Фастин, начальник канцелярии, настойчиво предлагал императору уехать из Города, уплыть в море от потайной пристани, построенной ниже садов, идти через пролив в Деаполис или еще дальше, чтобы переждать хаос, захлестнувший столицу.
Они оказались запертыми внутри квартала со вчерашнего утра. Появление императора на ипподроме, где он должен был бросить платок в знак начала гонок в честь праздника Дайкании, вызвало не приветственные крики, а нарастающий яростный рев, а потом люди хлынули с трибун и столпились под катизмой, крича и жестикулируя. Они хотели получить голову Лисиппа Кализийца, главы налогового управления, и недвусмысленно заявляли об этом императору.
Городскую стражу на ипподроме, как обычно, послали разогнать толпу, но ее смяли и растерзали. После этого привычная жизнь закончилась.
— Победа! — крикнул кто-то, поднимая вверх отрубленную руку стражника, словно знамя. Бонос запомнил этот момент; иногда он ему даже снился. — Слава Синим и Зеленым!

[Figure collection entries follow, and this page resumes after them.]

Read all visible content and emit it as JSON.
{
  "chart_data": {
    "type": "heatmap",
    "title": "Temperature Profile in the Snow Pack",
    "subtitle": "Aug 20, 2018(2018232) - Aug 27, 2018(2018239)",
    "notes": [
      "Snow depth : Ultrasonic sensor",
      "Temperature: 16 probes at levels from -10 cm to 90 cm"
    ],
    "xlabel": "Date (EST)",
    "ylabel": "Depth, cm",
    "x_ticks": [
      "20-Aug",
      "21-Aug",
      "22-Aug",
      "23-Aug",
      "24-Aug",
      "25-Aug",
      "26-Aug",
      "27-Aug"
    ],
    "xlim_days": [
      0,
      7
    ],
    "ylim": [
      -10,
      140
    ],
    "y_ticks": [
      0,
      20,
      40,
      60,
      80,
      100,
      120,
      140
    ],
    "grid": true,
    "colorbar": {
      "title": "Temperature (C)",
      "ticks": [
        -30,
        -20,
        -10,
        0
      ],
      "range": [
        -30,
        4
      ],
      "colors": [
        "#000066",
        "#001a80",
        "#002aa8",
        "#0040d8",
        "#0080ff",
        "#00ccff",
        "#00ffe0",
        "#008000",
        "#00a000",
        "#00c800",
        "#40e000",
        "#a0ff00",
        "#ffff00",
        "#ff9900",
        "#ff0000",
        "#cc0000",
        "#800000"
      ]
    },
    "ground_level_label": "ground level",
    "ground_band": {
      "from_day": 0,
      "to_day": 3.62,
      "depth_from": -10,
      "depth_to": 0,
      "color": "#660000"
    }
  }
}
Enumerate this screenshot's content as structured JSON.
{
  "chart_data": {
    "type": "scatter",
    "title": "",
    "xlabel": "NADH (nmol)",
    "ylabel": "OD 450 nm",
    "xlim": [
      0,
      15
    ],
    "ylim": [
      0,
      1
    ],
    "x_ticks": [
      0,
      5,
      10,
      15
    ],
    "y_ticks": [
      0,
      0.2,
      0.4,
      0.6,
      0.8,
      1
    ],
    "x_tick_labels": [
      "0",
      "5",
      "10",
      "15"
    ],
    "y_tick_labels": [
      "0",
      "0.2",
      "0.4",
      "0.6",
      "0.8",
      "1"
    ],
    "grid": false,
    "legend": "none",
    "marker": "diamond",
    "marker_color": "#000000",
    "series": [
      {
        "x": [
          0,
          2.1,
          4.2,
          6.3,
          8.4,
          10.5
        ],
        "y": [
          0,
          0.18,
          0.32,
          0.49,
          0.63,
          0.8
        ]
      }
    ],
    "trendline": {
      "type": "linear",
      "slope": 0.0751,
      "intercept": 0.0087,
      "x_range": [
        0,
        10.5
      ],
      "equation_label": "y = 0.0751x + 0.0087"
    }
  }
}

Сторонники обеих партий вместе подхватили этот крик. Что неслыханно. И этот крик разрастался, пока не загремел по всему ипподрому. Людей убивали прямо под ложей императора. В тот момент сочли разумным, чтобы Валерий Второй и императрица ушли из катизмы через заднюю дверь и вернулись по закрытой, приподнятой галерее в Императорский квартал.

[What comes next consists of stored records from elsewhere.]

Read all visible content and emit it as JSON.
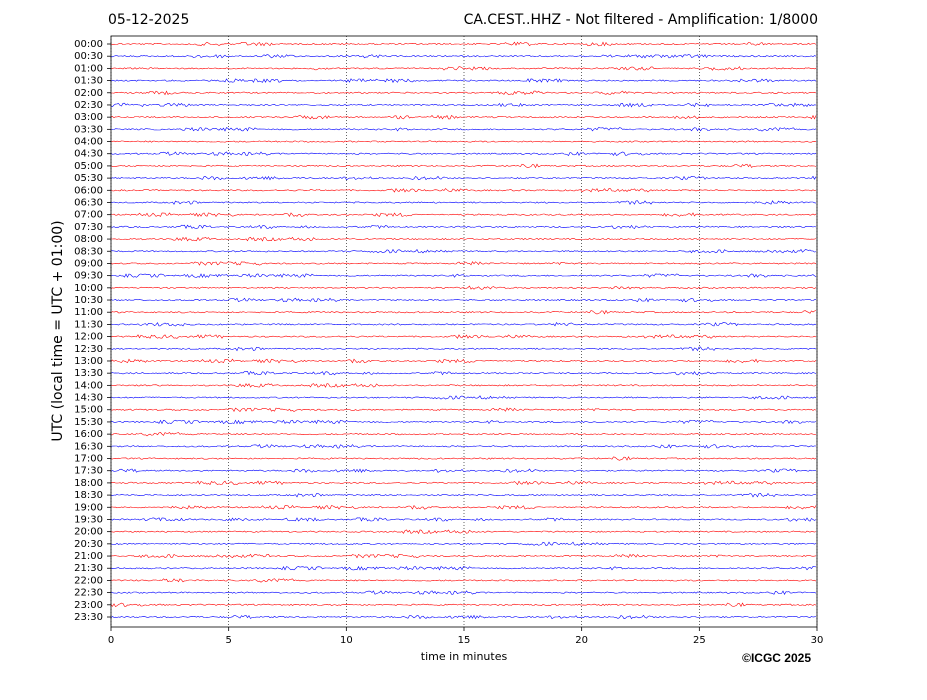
{
  "chart_data": {
    "type": "helicorder",
    "title_left": "05-12-2025",
    "title": "CA.CEST..HHZ - Not filtered - Amplification: 1/8000",
    "xlabel": "time in minutes",
    "ylabel": "UTC (local time = UTC + 01:00)",
    "footer": "©ICGC 2025",
    "categories": [
      "00:00",
      "00:30",
      "01:00",
      "01:30",
      "02:00",
      "02:30",
      "03:00",
      "03:30",
      "04:00",
      "04:30",
      "05:00",
      "05:30",
      "06:00",
      "06:30",
      "07:00",
      "07:30",
      "08:00",
      "08:30",
      "09:00",
      "09:30",
      "10:00",
      "10:30",
      "11:00",
      "11:30",
      "12:00",
      "12:30",
      "13:00",
      "13:30",
      "14:00",
      "14:30",
      "15:00",
      "15:30",
      "16:00",
      "16:30",
      "17:00",
      "17:30",
      "18:00",
      "18:30",
      "19:00",
      "19:30",
      "20:00",
      "20:30",
      "21:00",
      "21:30",
      "22:00",
      "22:30",
      "23:00",
      "23:30"
    ],
    "colors": [
      "#ff0000",
      "#0000ff"
    ],
    "xlim": [
      0,
      30
    ],
    "xticks": [
      0,
      5,
      10,
      15,
      20,
      25,
      30
    ],
    "grid": true
  }
}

Первые убийства для черни всегда самые трудные. После люди словно переступают порог, и положение становится действительно опасным. Перехлестнув через стены ипподрома, кровь и огонь затопили город. Пожар бушевал весь день и всю страшную ночь, а тот день был вторым.
Леонт только что вернулся с окровавленным мечом из вылазки на разведку вместе с Авксилием, командиром Бдительных. Они доложили, что горят целые улицы и Великое святилище. Синие и Зеленые маршируют бок о бок в дыму и распевают песни, считая, что они поставили Сарантий на колени. Называют несколько кандидатов на место императора, тихо сказал стратиг.
— Кто-нибудь из них еще остался на ипподроме? — Валерий стоял рядом с троном и внимательно слушал. Его мягкое, гладковыбритое лицо и серые глаза выражали не отчаяние, а только напряженную сосредоточенность. «Его город горит, — подумал тогда Бонос, — а он выглядит, как ученый одной из древних школ, решающий задачу на вычисление объемов и площадей».
— По-видимому, да, господин. Один из сенаторов, Симеон. — Леонт, учтивый, как всегда, удержался от взгляда на Боноса. — Некоторые из лидеров факций отвели его в катизму и нарядили в пурпур, а вместо короны надели на голову нечто вроде диадемы. Я считаю, что это произошло помимо его воли. Толпа застала его у собственного дома и схватила.